About seven paediatric surgeons from Indore - who are associated with top private and government hospitals - perform these surgeries.
They say these operations are done on children whose internal organs do not match their external genitalia - most commonly, girls born with some internal male organs.
They claim a strict procedure is followed to determine the sex of the newborn, after which the external appearance of the child is changed to match the sex.
There is no system to monitor that claim and is completely open to abuse.
"When the child grows up, he or she would be confused about the gender he or she belongs to. This surgery can stop the child from having sex-determination disorder and psychological problems," said Dr Milind Joshi, a paediatric surgeon who performs the procedure at a city hospital.
A parent whose child underwent such a surgery at the age of two said on the condition of anonymity, "I think my child would not be confused over his gender when he grows up and can live a normal life as he would not have any memories of the surgery."
Another Indore paediatric surgeon performing this procedure, Dr Brijesh Lahoti, said, "In India, there is no problem in performing these surgeries as only the consent from parents and an affidavit is required. These are reconstruction surgeries where sex of the child is determined based on its internal organs and not just on the basis of external genitalia."
With no proper laws to protect rights of the child that young, the practice might have a larger social ramification, say medico-legal experts.
"The surgery can have profound, long-term psychological effects on an individual, who might not accept the gender assigned by parents and doctors before age of consent," said Suchitra Inamdar, a counsellor from Mumbai.

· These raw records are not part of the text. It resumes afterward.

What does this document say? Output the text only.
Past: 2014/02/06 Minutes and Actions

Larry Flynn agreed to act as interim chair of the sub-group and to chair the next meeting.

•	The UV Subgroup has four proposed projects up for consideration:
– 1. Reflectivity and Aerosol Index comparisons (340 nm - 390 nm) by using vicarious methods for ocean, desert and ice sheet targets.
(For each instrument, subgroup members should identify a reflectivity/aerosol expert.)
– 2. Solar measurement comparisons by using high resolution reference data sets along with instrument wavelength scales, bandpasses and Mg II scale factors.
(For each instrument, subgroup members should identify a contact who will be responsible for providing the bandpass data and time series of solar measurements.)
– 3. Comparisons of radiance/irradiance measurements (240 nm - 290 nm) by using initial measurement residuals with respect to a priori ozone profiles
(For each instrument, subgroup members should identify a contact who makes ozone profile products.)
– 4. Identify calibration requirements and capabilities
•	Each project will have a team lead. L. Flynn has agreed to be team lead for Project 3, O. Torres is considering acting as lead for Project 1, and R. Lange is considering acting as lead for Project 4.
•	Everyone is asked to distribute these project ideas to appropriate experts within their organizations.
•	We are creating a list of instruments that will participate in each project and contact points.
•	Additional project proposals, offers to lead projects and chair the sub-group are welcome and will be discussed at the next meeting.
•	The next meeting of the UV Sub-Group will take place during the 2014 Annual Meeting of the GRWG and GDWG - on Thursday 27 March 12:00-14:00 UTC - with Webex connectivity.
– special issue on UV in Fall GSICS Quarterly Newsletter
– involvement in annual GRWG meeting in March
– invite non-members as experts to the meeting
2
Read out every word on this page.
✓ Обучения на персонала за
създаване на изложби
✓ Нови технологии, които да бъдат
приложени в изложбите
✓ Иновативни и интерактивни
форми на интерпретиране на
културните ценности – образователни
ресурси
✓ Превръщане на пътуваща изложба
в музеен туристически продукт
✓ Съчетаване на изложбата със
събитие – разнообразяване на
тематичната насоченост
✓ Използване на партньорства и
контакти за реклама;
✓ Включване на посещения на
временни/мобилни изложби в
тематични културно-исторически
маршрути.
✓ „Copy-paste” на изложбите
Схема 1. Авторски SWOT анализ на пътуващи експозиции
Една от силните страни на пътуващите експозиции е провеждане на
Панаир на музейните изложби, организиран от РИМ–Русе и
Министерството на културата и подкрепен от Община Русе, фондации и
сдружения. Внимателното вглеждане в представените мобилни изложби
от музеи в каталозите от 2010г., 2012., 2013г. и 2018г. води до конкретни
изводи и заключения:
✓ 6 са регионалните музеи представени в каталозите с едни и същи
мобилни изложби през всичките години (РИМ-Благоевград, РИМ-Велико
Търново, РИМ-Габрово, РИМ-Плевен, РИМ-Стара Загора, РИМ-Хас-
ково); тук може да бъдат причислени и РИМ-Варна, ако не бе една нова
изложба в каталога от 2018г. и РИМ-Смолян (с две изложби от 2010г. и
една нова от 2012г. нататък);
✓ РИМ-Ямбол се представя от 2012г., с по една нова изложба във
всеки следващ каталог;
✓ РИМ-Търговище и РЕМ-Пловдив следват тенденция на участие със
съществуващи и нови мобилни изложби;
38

Calling it a highly sensitive issue, Dr Joshi said people should be sensitised about these surgeries. Asked about consent of the child, he said, "In India, consent is sought from parents till the child is 14."
This raises a lot of questions about rights of these children, who might grow up to believe that they wanted to be the way they were born and not corrected surgically.
There have been cases abroad in which such people - who had undergone the procedures at the ages when their consent could not be sought - have grown up and sued the doctors.
"In India, it is a completely virgin area," said medico-legal expert from Mumbai Shirish Deshpande, who is also chairman of the Mumbai Grahak Panchayat.
"The government needs to regulate these operations. They can't be called illegal right now, but if ignored, they can create a major imbalance in the sex ratio and have serious social implications."
The Indian Medical Association has a similar view.
"The Medical Council of India and the health ministry should look into the matter. There has to be some guideline or law on how a child who is barely old enough to talk can undergo a life-changing surgery at the parents' will," said IMA secretary, Indore branch, Dr Anil Bhadoria.